フランス革命期に作られた共和暦

共和暦のカレンダー
 共和暦は、共和国誕生の日である1792年の9月22日から始まっています。なぜ中途半端な9月22日から1年が始まるのかと思われませんか? 9月22日は秋分。つまり、昼と夜の時間が同じという日です。まさに平等をモットーとしたフランス革命にピッタリというわけなのです。

 1年は12カ月からなり、1カ月はそれぞれ30日。1週間を10日として、各月は3週間で構成されています。1週間の最後の日(10目)をデカディと呼び、安息日である日曜日に代わる休日としました。休みが少なくなってしまったわけです。それには反対がでたらしく、1802年には1週間を7日に戻されました。

こうなると、30日(一カ月)×12カ月=360日となってしまいます。そこで1年を365日とするために、残った5日間(9月17日〜9月21日)を「サン・キュロットの日」として祝日にしました。閏年は祝日が6日間となります。

 革命で採用したメートル法などの影響もあって、1日を10時間、1時間を100分、1分を100秒にすることも検討されましたが、実行されなかったそうです。数字に弱い私などは、こうしてくれたら助かったのに、と思いますが…。

 共和暦は1806年1月1日まで使われましたが、ナポレオンによってグレゴリー暦に戻されます。

共和暦に採用されたの各月の名前

季節 月名 イメージ 対応する月日
vendémiaire (ヴァンデミエール) 葡萄収穫 (vendanges) 9月22日〜10月21日
brumaire (ブリュメール) 霧 (brumes) 10月22日〜11月20日
frimaire (フリメール) 白霜 (frimas) 11月21日〜12月20日
nivôse (ニヴォーズ) 雪 (neige) 12月21日〜1月19日
pluviôse (プルヴィオーズ) 雨 (pluie) 1月20日〜2月18日
ventôse (ヴァントーズ) 風 (vent) 2月19日〜3月20日
germinal (ジェルミナル) 萌芽 (germination des plantes) 3月21日〜4月19日
floréal (フロレアル) 開花  (éclosion des fleurs) 4月20日〜5月19日
prairial (プレリアル) 牧草 (épanouissement des prairies) 5月20日〜6月18日
messidor (メジドール) 収穫 (moissons) 6月19日〜7月18日
thermidor (テルミドール) 暑さ (chaleur) 7月19日〜8月17日
fructidor (フルクティドール) 果実 (fruits) 8月18日〜9月16日

 共和暦の各月の名前は季節を捕らえた言葉をもじって作ったもので、俳句の季語のように詩的だと思います。考えだした人たちの文学的な才能さえ感じさせられます。エコロジー的でもあります。
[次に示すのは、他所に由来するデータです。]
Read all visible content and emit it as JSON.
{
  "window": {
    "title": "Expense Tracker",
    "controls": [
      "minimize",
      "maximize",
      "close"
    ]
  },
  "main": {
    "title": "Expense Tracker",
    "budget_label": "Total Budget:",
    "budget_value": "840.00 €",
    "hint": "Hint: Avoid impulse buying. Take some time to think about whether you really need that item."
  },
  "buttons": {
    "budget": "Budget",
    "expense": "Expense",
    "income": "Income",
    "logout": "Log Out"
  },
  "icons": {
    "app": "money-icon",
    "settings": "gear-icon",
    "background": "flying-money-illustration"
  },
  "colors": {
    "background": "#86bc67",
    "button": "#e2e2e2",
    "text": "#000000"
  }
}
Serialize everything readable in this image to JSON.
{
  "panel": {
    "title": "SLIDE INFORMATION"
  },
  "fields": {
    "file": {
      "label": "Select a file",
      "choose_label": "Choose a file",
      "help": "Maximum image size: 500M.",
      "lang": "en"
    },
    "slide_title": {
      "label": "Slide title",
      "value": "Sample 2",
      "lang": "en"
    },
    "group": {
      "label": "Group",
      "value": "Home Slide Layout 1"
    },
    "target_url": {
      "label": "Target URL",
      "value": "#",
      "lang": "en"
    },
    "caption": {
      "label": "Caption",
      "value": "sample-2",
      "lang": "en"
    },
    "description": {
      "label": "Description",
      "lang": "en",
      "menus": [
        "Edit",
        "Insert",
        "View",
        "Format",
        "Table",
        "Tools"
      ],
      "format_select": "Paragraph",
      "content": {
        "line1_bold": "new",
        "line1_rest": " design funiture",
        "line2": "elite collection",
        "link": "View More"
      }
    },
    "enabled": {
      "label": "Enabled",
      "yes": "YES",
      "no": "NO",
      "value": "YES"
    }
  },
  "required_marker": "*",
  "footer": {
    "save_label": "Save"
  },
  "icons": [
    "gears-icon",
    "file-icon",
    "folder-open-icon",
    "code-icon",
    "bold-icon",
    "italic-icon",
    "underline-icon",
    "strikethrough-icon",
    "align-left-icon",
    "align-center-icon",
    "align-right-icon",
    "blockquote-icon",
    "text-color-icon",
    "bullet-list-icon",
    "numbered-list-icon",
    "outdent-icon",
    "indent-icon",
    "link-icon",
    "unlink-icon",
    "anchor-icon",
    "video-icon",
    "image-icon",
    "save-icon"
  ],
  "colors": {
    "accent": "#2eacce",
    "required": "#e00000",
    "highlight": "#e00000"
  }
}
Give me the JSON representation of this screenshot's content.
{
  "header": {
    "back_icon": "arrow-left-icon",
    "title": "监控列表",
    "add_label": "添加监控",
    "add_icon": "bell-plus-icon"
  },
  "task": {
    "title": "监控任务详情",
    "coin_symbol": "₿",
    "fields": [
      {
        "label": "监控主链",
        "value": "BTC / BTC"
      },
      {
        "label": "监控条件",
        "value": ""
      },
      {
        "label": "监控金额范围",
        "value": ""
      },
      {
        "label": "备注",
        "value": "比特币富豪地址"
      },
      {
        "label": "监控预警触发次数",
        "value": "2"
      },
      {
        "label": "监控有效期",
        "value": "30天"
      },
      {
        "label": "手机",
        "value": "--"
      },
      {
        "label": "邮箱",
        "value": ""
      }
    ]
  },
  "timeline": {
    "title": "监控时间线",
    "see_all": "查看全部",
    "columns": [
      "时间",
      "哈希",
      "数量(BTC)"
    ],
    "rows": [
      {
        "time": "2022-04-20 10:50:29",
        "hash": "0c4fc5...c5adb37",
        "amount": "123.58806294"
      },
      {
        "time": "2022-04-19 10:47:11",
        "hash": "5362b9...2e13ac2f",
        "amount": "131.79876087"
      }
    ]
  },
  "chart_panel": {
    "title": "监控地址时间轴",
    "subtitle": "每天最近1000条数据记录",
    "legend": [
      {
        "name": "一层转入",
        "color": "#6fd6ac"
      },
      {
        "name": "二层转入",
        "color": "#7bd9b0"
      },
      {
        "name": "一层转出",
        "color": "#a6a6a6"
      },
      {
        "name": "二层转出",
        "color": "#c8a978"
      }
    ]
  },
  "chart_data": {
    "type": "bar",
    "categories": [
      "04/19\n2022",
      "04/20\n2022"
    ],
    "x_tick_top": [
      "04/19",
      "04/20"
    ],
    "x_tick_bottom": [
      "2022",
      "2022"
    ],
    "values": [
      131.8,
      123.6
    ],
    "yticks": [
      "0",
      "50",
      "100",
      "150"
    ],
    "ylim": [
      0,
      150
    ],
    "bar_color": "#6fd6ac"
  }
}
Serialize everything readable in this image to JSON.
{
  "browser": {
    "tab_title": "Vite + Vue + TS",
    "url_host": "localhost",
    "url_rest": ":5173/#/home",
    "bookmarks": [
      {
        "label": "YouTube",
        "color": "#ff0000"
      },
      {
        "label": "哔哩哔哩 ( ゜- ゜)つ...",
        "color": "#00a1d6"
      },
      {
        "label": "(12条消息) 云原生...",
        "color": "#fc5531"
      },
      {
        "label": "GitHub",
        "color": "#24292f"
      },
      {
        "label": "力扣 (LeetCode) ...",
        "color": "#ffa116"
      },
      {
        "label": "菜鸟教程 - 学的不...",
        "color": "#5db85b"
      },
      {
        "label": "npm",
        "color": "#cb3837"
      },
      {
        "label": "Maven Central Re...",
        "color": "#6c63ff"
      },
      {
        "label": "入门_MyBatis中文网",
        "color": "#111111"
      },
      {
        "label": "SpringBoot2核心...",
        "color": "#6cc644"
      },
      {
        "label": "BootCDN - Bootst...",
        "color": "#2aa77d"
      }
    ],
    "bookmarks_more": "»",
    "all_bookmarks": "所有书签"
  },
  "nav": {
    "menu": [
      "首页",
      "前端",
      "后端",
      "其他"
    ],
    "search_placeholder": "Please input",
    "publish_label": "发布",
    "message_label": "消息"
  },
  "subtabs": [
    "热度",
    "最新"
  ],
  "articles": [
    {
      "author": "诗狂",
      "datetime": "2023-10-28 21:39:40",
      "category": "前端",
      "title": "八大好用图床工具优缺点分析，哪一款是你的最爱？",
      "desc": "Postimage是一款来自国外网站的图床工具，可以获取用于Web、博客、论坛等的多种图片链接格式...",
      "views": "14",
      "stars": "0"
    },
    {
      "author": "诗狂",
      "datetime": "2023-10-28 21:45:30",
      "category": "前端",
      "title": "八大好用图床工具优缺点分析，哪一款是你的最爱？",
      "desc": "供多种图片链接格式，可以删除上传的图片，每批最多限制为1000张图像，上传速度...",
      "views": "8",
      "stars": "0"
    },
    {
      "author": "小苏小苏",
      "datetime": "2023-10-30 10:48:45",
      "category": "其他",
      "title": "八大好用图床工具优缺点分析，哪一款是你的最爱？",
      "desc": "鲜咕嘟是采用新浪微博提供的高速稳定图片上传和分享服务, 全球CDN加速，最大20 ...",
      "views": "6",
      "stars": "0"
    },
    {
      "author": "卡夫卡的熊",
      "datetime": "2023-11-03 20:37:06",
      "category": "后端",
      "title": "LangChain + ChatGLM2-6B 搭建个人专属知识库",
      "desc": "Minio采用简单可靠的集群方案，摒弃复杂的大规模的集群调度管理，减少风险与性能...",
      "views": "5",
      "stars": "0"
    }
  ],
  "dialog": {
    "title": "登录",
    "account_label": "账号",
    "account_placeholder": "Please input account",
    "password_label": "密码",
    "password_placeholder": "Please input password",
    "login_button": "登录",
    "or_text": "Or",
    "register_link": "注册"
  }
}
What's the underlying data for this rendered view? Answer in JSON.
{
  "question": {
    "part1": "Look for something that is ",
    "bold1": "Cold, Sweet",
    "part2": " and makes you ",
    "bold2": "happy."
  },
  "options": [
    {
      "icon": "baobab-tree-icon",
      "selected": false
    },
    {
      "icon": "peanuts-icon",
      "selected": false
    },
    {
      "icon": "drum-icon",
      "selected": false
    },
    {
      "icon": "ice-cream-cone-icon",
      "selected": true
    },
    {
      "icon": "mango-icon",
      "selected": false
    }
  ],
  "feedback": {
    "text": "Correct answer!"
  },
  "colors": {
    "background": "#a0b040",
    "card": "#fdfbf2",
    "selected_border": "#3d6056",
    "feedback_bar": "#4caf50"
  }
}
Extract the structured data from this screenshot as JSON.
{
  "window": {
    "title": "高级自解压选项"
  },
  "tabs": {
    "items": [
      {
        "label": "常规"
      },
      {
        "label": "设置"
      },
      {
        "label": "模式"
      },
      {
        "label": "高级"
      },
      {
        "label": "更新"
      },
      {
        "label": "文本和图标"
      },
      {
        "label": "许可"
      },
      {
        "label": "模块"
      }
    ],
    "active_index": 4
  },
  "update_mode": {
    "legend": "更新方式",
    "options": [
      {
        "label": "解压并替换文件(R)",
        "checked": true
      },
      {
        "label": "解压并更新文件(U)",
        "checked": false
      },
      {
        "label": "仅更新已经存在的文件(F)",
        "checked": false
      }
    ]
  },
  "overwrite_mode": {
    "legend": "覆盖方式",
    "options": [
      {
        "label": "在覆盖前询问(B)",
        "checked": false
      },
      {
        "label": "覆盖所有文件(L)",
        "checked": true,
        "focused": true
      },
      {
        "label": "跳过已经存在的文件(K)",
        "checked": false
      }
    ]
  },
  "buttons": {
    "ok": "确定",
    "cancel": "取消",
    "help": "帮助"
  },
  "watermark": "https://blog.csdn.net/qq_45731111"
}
 フランスでは毎日が誰かの聖人の祭日になっていて、それがカレンダーにも書き込まれます。革命はキリスト教を目の仇にしましたから、カレンダーには聖人の名でない何かを書き込まなければなりません。

 月の名前には成功したのに、カレンダーに書き込まれた聖人の祭日の置き換えの方は、信じられないくらい凡庸な命名になりました!